More from the crazy coupon lady

Yesterday at Walgreens I bought 12 ounces of almonds (2 6-oz. cans) and a pack of toilet paper product for 43 cents out of pocket. I used three coupons and got a $1 register reward along with my receipt, which is a coupon that you can use on most anything in the store but prescriptions and dairy. So it was kind of like making 57 cents. The cashier was delighted. “You’re the coupon queen!”

I told him I was just the princess. The queens are the ones who subscribe to coupon-clipping services and buy pallets of detergent for $3. I don’t have room in my house for a pallet of detergent.

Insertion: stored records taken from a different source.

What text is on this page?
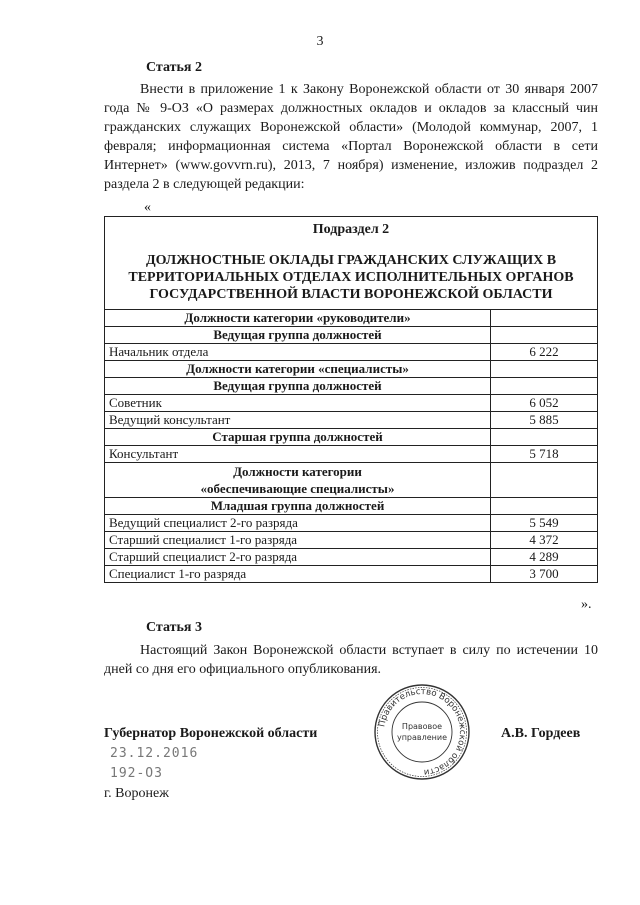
3
Статья 2

Внести в приложение 1 к Закону Воронежской области от 30 января 2007 года № 9-ОЗ «О размерах должностных окладов и окладов за классный чин гражданских служащих Воронежской области» (Молодой коммунар, 2007, 1 февраля; информационная система «Портал Воронежской области в сети Интернет» (www.govvrn.ru), 2013, 7 ноября) изменение, изложив подраздел 2 раздела 2 в следующей редакции:

«
Подраздел 2
ДОЛЖНОСТНЫЕ ОКЛАДЫ ГРАЖДАНСКИХ СЛУЖАЩИХ В ТЕРРИТОРИАЛЬНЫХ ОТДЕЛАХ ИСПОЛНИТЕЛЬНЫХ ОРГАНОВ ГОСУДАРСТВЕННОЙ ВЛАСТИ ВОРОНЕЖСКОЙ ОБЛАСТИ	

Должности категории «руководители»	
Ведущая группа должностей	
Начальник отдела	6 222
Должности категории «специалисты»	
Ведущая группа должностей	
Советник	6 052
Ведущий консультант	5 885
Старшая группа должностей	
Консультант	5 718
Должности категории
«обеспечивающие специалисты»	
Младшая группа должностей	
Ведущий специалист 2-го разряда	5 549
Старший специалист 1-го разряда	4 372
Старший специалист 2-го разряда	4 289
Специалист 1-го разряда	3 700
».
Статья 3

Настоящий Закон Воронежской области вступает в силу по истечении 10 дней со дня его официального опубликования.

Губернатор Воронежской области	А.В. Гордеев
23.12.2016
192-ОЗ
г. Воронеж
Правительство Воронежской области
Правовое
управление
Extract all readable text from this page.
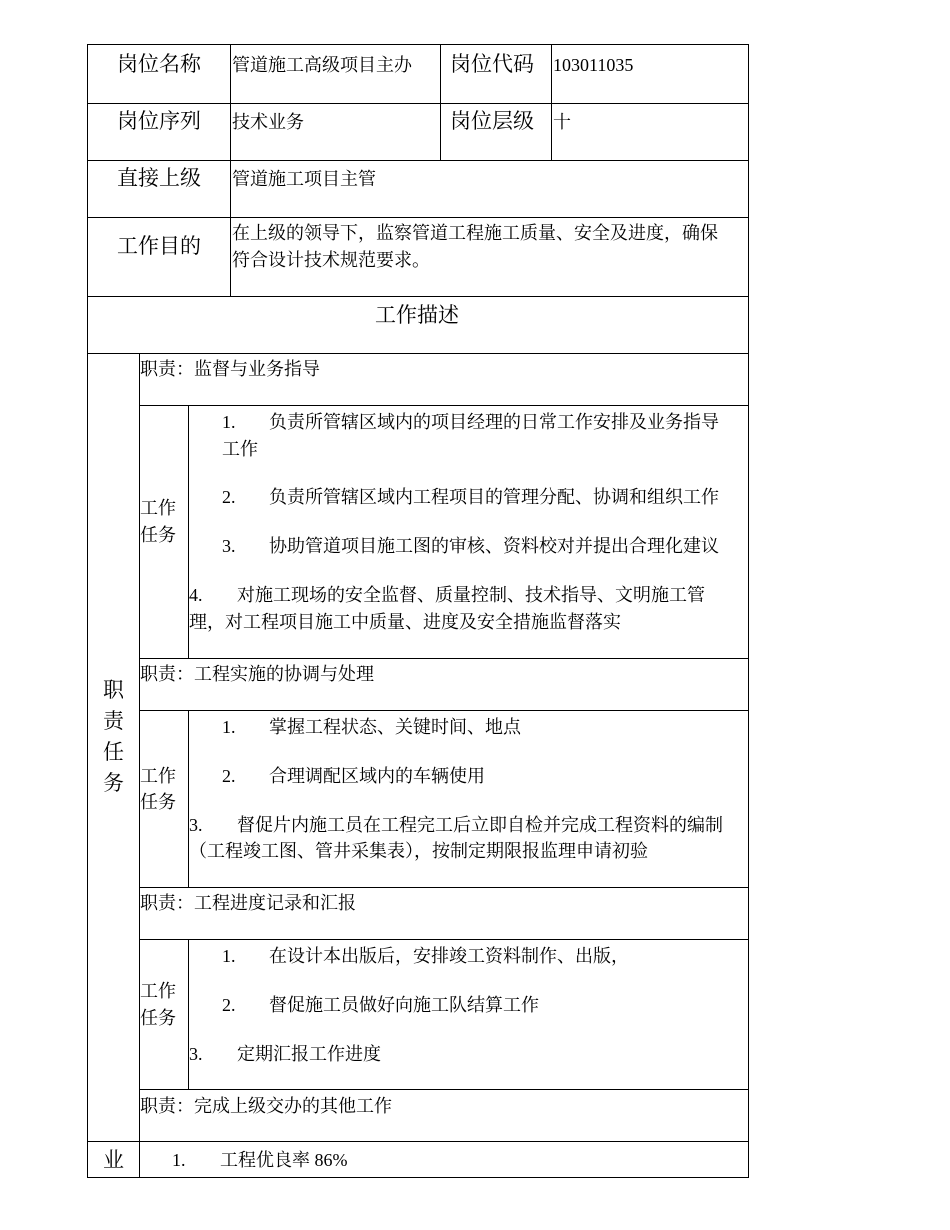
岗位名称 管道施工高级项目主办 岗位代码 103011035
岗位序列 技术业务	岗位层级 十
直接上级 管道施工项目主管
工作目的
在上级的领导下，监察管道工程施工质量、安全及进度，确保
符合设计技术规范要求。
工作描述
职
责
任
务
职责：监督与业务指导
工作
任务
1. 负责所管辖区域内的项目经理的日常工作安排及业务指导
工作
2. 负责所管辖区域内工程项目的管理分配、协调和组织工作
3. 协助管道项目施工图的审核、资料校对并提出合理化建议
4. 对施工现场的安全监督、质量控制、技术指导、文明施工管
理，对工程项目施工中质量、进度及安全措施监督落实
职责：工程实施的协调与处理
工作
任务
1. 掌握工程状态、关键时间、地点
2. 合理调配区域内的车辆使用
3. 督促片内施工员在工程完工后立即自检并完成工程资料的编制
（工程竣工图、管井采集表），按制定期限报监理申请初验
职责：工程进度记录和汇报
工作
任务
1. 在设计本出版后，安排竣工资料制作、出版，
2. 督促施工员做好向施工队结算工作
3. 定期汇报工作进度
职责：完成上级交办的其他工作
业	1. 工程优良率 86%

I brought a friend along for today’s trip to CVS. Collectively, we paid $3.01 for two tubes of Colgate, an 8-oz. pump bottle of liquid soap (which we donated to the women’s bathroom in the place where we volunteer), 2 18-oz. containers of prunes, and a king-size pack of 4 Reese’s peanut butter cups – and Mom, I promise I am saving them for eating only on long bicycling trips. (That promise is a factual statement in the Sen. Jon Kyl sense.) The candy and the soap were completely free – CVS occasionally gives “try it free” coupons to  people who have their loyalty card.

The cashier at CVS was having a blast – he had never seen anything like the number of coupons I handed him. He mentioned that he had never tried prunes because of the stigma, and I told him I hadn’t either until I was 25 for the same reason, when I discovered that I had been missing out on one of the world’s most amazing foods all my life.

So I opened up one of the containers I’d just bought and he tried one. (Paying only 90 cents for more than a pound of prunes puts me in a sharing kind of mood.) “They’re like raisins, but much better,” was his conclusion.

Then I went to Walgreens and repeated yesterday’s purchase; but I only had two coupons, so I paid 93 cents this time. Still got another $1 Register Reward.

Between the two stores, my cash spending was $2.83. My friend paid $1.25 for the toothpaste.

The weekend’s savings were even more impressive, but there were so many that it intimidates me to think about starting to list them. The brief version is: I bought a bunch of expendable that I needed (food, personal care, and cat stuff), and instead of paying $110 or so for it, I paid about $48, most of which was sales tax and prescription cat food.

One of our local grocery stores is having double coupon days this weekend, but there are so many restrictions – no coupons over a dollar, pre-coupon purchase total must be $25 or higher, etc. – that I haven’t figured out yet if it’s worth it. I have a few days to decide.

P.S. I filed my federal taxes today. Woohoo!